Mary sat on the edge of the tub and watched him die. There was something about him that made her think of a baby swimming through a sea of blood and mother's fluid to reach the light. He died not with a shudder or a moan or a final desperate thrashing; he simply got weaker and weaker, until the weakness killed him. And there he lay in the tub with his life going down the drain, his eyes open, and his skin the color of a fish Mary had once seen washed up and swollen-bellied on a gray beach.

Mary stood up. She slashed the mattress open in the bedroom, just to make sure no money was hidden inside. Cotton wadding puffed out, and it served to clean the blade. Then she left Shecklett's apartment and closed the door behind her, richer by five hundred fifty-one dollars and some change.
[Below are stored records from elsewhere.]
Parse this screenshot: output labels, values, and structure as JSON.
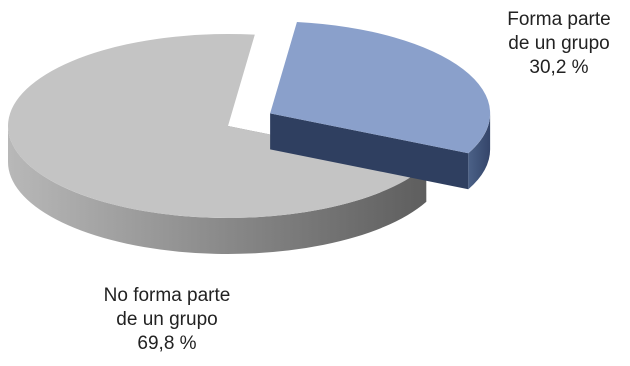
{
  "chart_data": {
    "type": "pie",
    "title": "",
    "slices": [
      {
        "label_line1": "Forma parte",
        "label_line2": "de un grupo",
        "value_text": "30,2 %",
        "value": 30.2,
        "color": "#8aa0cb",
        "side_color": "#3e5274",
        "exploded": true
      },
      {
        "label_line1": "No forma parte",
        "label_line2": "de un grupo",
        "value_text": "69,8 %",
        "value": 69.8,
        "color": "#c4c4c4",
        "side_color": "#8d8d8d",
        "exploded": false
      }
    ],
    "legend": "none",
    "style": "3d-exploded"
  }
}
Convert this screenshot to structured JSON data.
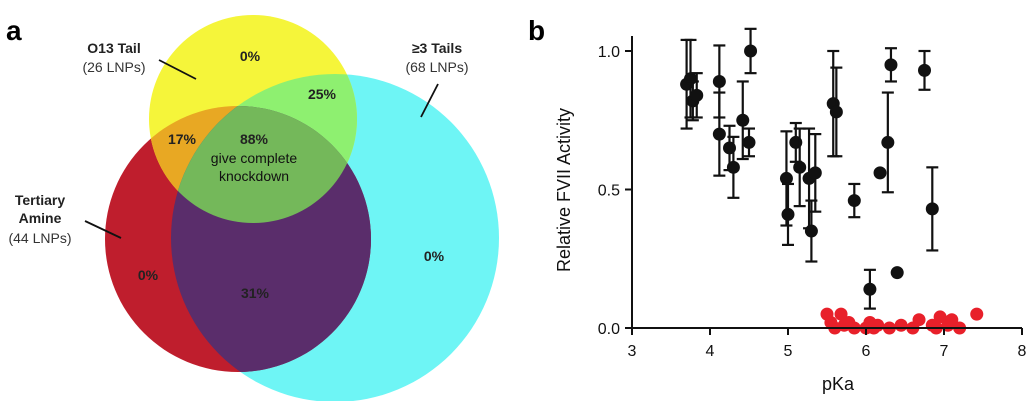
{
  "panel_a": {
    "letter": "a",
    "sets": [
      {
        "key": "o13",
        "title": "O13 Tail",
        "subtitle": "(26 LNPs)",
        "color": "#f5f53a"
      },
      {
        "key": "tails",
        "title": "≥3 Tails",
        "subtitle": "(68 LNPs)",
        "color": "#6ef5f5"
      },
      {
        "key": "amine",
        "title": "Tertiary",
        "title2": "Amine",
        "subtitle": "(44 LNPs)",
        "color": "#bf1e2d"
      }
    ],
    "overlap_colors": {
      "o13_amine": "#e8a823",
      "o13_tails": "#8ef070",
      "amine_tails": "#5a2d6b",
      "all": "#74b85a"
    },
    "regions": {
      "o13_only": "0%",
      "o13_tails": "25%",
      "o13_amine": "17%",
      "all_three": "88%",
      "amine_only": "0%",
      "amine_tails": "31%",
      "tails_only": "0%"
    },
    "center_note_1": "give complete",
    "center_note_2": "knockdown"
  },
  "panel_b": {
    "letter": "b",
    "chart_data": {
      "type": "scatter",
      "xlabel": "pKa",
      "ylabel": "Relative FVII Activity",
      "xlim": [
        3,
        8
      ],
      "ylim": [
        0,
        1.1
      ],
      "xticks": [
        "3",
        "4",
        "5",
        "6",
        "7",
        "8"
      ],
      "yticks": [
        "0.0",
        "0.5",
        "1.0"
      ],
      "series": [
        {
          "color": "#111111",
          "points": [
            {
              "x": 3.7,
              "y": 0.88,
              "err": 0.16
            },
            {
              "x": 3.75,
              "y": 0.9,
              "err": 0.14
            },
            {
              "x": 3.78,
              "y": 0.82,
              "err": 0.07
            },
            {
              "x": 3.83,
              "y": 0.84,
              "err": 0.08
            },
            {
              "x": 4.12,
              "y": 0.89,
              "err": 0.13
            },
            {
              "x": 4.12,
              "y": 0.7,
              "err": 0.15
            },
            {
              "x": 4.25,
              "y": 0.65,
              "err": 0.08
            },
            {
              "x": 4.3,
              "y": 0.58,
              "err": 0.11
            },
            {
              "x": 4.42,
              "y": 0.75,
              "err": 0.14
            },
            {
              "x": 4.5,
              "y": 0.67,
              "err": 0.05
            },
            {
              "x": 4.52,
              "y": 1.0,
              "err": 0.08
            },
            {
              "x": 4.98,
              "y": 0.54,
              "err": 0.17
            },
            {
              "x": 5.0,
              "y": 0.41,
              "err": 0.11
            },
            {
              "x": 5.1,
              "y": 0.67,
              "err": 0.07
            },
            {
              "x": 5.15,
              "y": 0.58,
              "err": 0.14
            },
            {
              "x": 5.27,
              "y": 0.54,
              "err": 0.18
            },
            {
              "x": 5.3,
              "y": 0.35,
              "err": 0.11
            },
            {
              "x": 5.35,
              "y": 0.56,
              "err": 0.14
            },
            {
              "x": 5.58,
              "y": 0.81,
              "err": 0.19
            },
            {
              "x": 5.62,
              "y": 0.78,
              "err": 0.16
            },
            {
              "x": 5.85,
              "y": 0.46,
              "err": 0.06
            },
            {
              "x": 6.05,
              "y": 0.14,
              "err": 0.07
            },
            {
              "x": 6.18,
              "y": 0.56,
              "err": 0.0
            },
            {
              "x": 6.28,
              "y": 0.67,
              "err": 0.18
            },
            {
              "x": 6.32,
              "y": 0.95,
              "err": 0.06
            },
            {
              "x": 6.4,
              "y": 0.2,
              "err": 0.0
            },
            {
              "x": 6.75,
              "y": 0.93,
              "err": 0.07
            },
            {
              "x": 6.85,
              "y": 0.43,
              "err": 0.15
            }
          ]
        },
        {
          "color": "#e8202a",
          "points": [
            {
              "x": 5.5,
              "y": 0.05
            },
            {
              "x": 5.55,
              "y": 0.02
            },
            {
              "x": 5.6,
              "y": 0.0
            },
            {
              "x": 5.68,
              "y": 0.05
            },
            {
              "x": 5.72,
              "y": 0.01
            },
            {
              "x": 5.78,
              "y": 0.02
            },
            {
              "x": 5.85,
              "y": 0.0
            },
            {
              "x": 6.0,
              "y": 0.0
            },
            {
              "x": 6.05,
              "y": 0.02
            },
            {
              "x": 6.1,
              "y": 0.0
            },
            {
              "x": 6.15,
              "y": 0.01
            },
            {
              "x": 6.3,
              "y": 0.0
            },
            {
              "x": 6.45,
              "y": 0.01
            },
            {
              "x": 6.6,
              "y": 0.0
            },
            {
              "x": 6.68,
              "y": 0.03
            },
            {
              "x": 6.85,
              "y": 0.01
            },
            {
              "x": 6.9,
              "y": 0.0
            },
            {
              "x": 6.95,
              "y": 0.04
            },
            {
              "x": 7.05,
              "y": 0.01
            },
            {
              "x": 7.1,
              "y": 0.03
            },
            {
              "x": 7.2,
              "y": 0.0
            },
            {
              "x": 7.42,
              "y": 0.05
            }
          ]
        }
      ]
    }
  }
}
The uniform was ready. She took a shower with God cranked up on the speakers, the bass pounding at the walls like an eager fist. Before the day was done, she would be a mother. She scrubbed spatters of blood from her hands, and she smiled in her veil of steam.

6: Big Hands

On Saturday morning just after eleven o'clock, Doug stood at the window of Room 21. He watched the clouds move in the pewter sky, and he thought about the question Laura had just asked him.
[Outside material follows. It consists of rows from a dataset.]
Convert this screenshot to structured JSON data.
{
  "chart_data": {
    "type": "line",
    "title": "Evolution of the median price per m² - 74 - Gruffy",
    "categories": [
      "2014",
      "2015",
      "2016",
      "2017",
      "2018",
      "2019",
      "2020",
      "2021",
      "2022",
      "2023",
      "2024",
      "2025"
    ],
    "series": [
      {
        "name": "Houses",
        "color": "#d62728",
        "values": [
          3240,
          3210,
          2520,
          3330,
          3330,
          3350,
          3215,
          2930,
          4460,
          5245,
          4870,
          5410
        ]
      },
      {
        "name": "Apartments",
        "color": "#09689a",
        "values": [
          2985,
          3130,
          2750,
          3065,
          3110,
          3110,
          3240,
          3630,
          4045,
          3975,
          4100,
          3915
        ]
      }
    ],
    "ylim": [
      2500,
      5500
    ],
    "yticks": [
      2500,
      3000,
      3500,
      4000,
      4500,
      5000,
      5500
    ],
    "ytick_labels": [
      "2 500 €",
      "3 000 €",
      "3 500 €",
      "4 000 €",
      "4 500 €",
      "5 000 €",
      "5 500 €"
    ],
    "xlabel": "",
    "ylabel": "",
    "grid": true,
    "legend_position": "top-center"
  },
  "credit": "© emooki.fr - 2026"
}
How long has the affair been going on?

Of course she knew. He'd seen yesterday that she knew; it was in her eyes when he'd told her he hadn't been able to get away from work until long after midnight Friday morning. Her eyes had looked right through him, as if he were no longer truly there. "I don't want to hear it," she'd said, and she'd lapsed into silence. Every time he spoke to her, he was met with the same wall of words: "I don't want to hear it." He'd known she'd be upset because he wasn't there at David's birth, and that fact gnawed at his guts like little piranhas that meant to devour him to the bones, but then he realized there was more to it. Laura knew. Somehow, she knew. How much she knew he wasn't sure, but just knowing was bad enough. All day yesterday and all night last night it had been either "I don't want to hear it" or cold silence. Laura's mother, who'd come to Atlanta yesterday with Laura's father to see their grandson, had asked him what was wrong with Laura, that she didn't want to talk, that all she wanted to do was hold the baby and croon to David. He hadn't been able to say because he didn't know. Now he did, and he watched the pewter sky and wished he could think of something to say.